Opinion
No. 12619.
April 12, 1972.
Appeal from Third District Court, Salt Lake County, Stewart M. Hanson, J.
Gary A. Weston, of Bettilyon Howard, Salt Lake City, for appellants.
Dale J. Craft, Salt Lake City, for respondent.
This case was the subject of a prior appeal to this court and in that appeal this court 25 Utah 2d 260, 480 P.2d 142, affirmed the judgment of the district court after a trial was had on the merits. The prior judgment was not included in the instant record on appeal, nor was it designated as a part of the record. We glean from the record now before us that on or about the time an execution sale was pending the defendant here filed what might be designated as a declaration of the homestead.
Sec. 28-1-10, U.C.A. 1953.
Hearing was had upon the defendant's declaration and the court thereafter entered its findings and judgment to the effect that the defendant was entitled to a homestead exemption. It would appear that the court below interpreted the prior judgment of the court as being a money judgment with a lien upon the property here in question out of which judgment might be satisfied.
We find no error in the record before us on this appeal which would justify this court in reversing the decision of the court below. It would be improper for this court to go behind the prior judgment and attempt to review anew the merits of that decision.
The decision of the court below is affirmed. Respondent is entitled to costs.

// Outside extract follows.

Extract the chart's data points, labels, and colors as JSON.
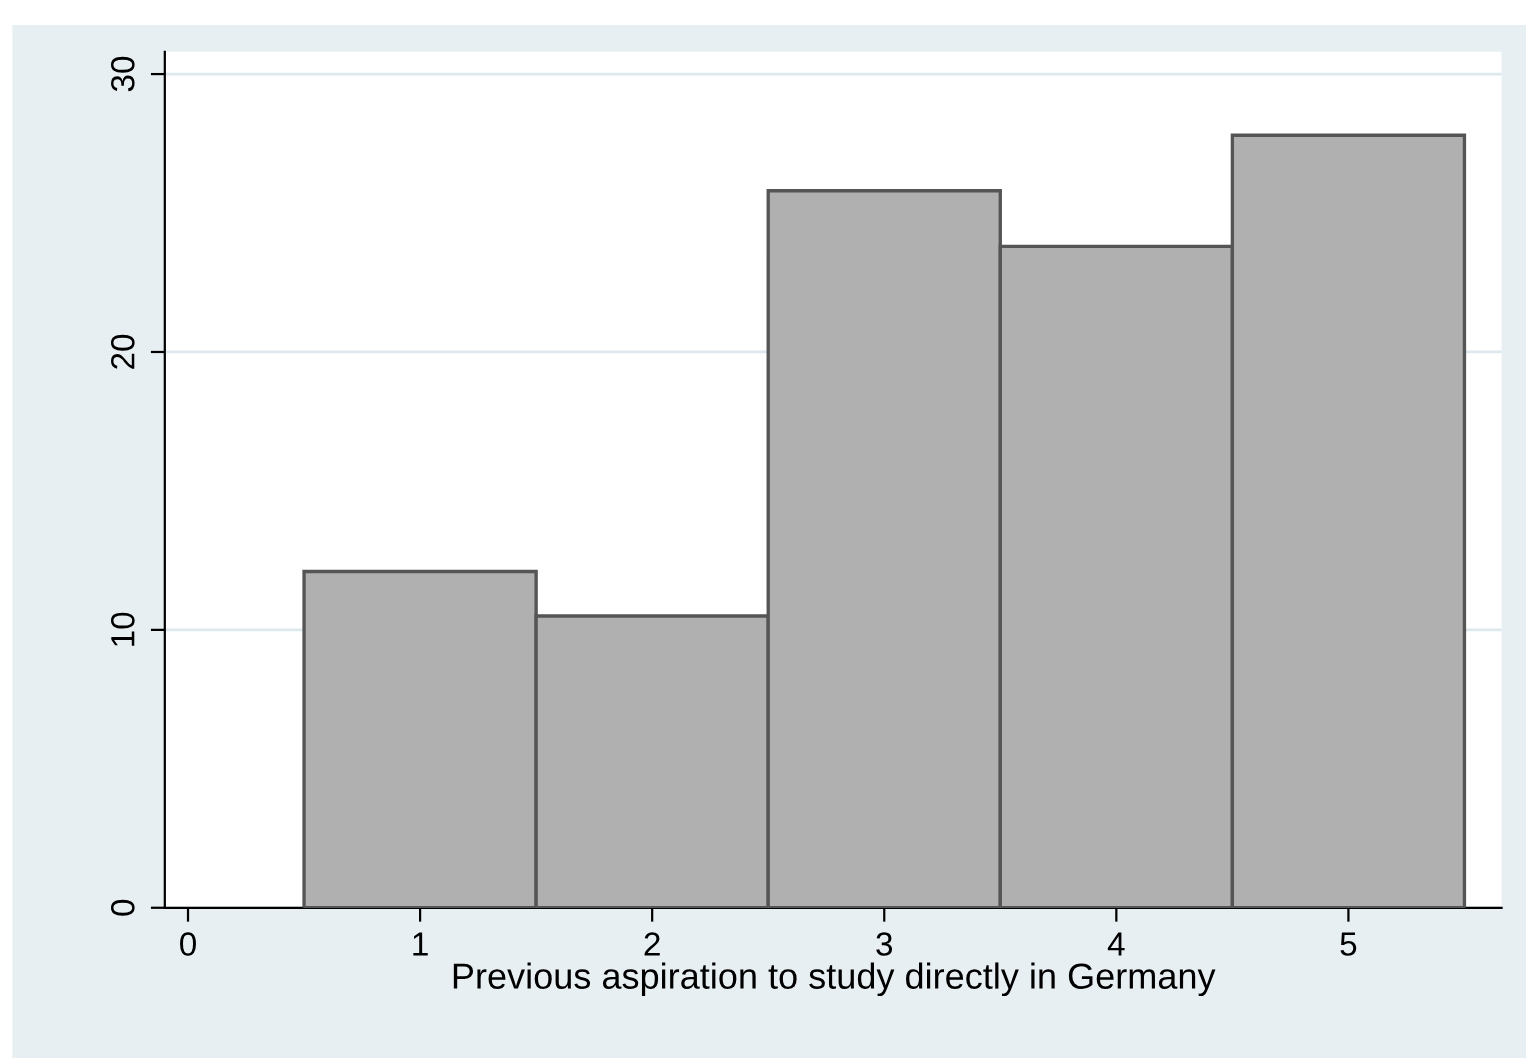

HENRIOD and CROCKETT, JJ., concur.
I cannot agree with the prevailing opinion. The plaintiffs were managing the rental of defendant's residence. The defendant had permitted back taxes to accrue, and the residence was in need of a new roof. The defendant was unable to pay the taxes or to pay the costs of applying a new roof on the residence. It was, therefore, necessary for her to borrow money, and in order to borrow the money she induced the plaintiff Layton Harris to cosign a note with her. As a means of securing the plaintiffs from having to stand the costs of the note, the defendant gave them a quitclaim deed to the residence.
In her brief the defendant states:
At the trial in Case No. 188517, the court declared title to the property to be defendant's and gave plaintiffs a money judgment against defendant in the amount of $10,876.91, for their repair and remodeling costs incident to said property. The court also granted plaintiffs a mortgage against defendant's property to secure the amount of the judgment.
Whatever might be the effect of that judgment and lien, it would relate back to the date of the deed. If it did not do so, then why would the court undertake to do that which the statute already had done?
Section 78-22-1, U.C.A. 1953, reads: "From the time the judgment is docketed it becomes a lien upon all the real property of the judgment debtor, not exempt from execution, . . . ."
Section 78-23-3, U.C.A. 1953, is as follows:
No article or species of property mentioned in this chapter or in the title Homesteads is exempt from execution issued upon a judgment . . . on foreclosure of a mortgage or other valid lien thereon, . . . . [Emphasis added.]
Whether the lien created by the quitclaim deed is called an equitable mortgage or not is of no importance. Certainly it is a valid lien, and therefore it cannot be defeated by a claim of homestead.
I would reverse the lower court and remand this matter for completion of the sheriff's sale and would award costs to the appellants.
CALLISTER, C. J., concurs in the dissenting opinion of ELLETT, J.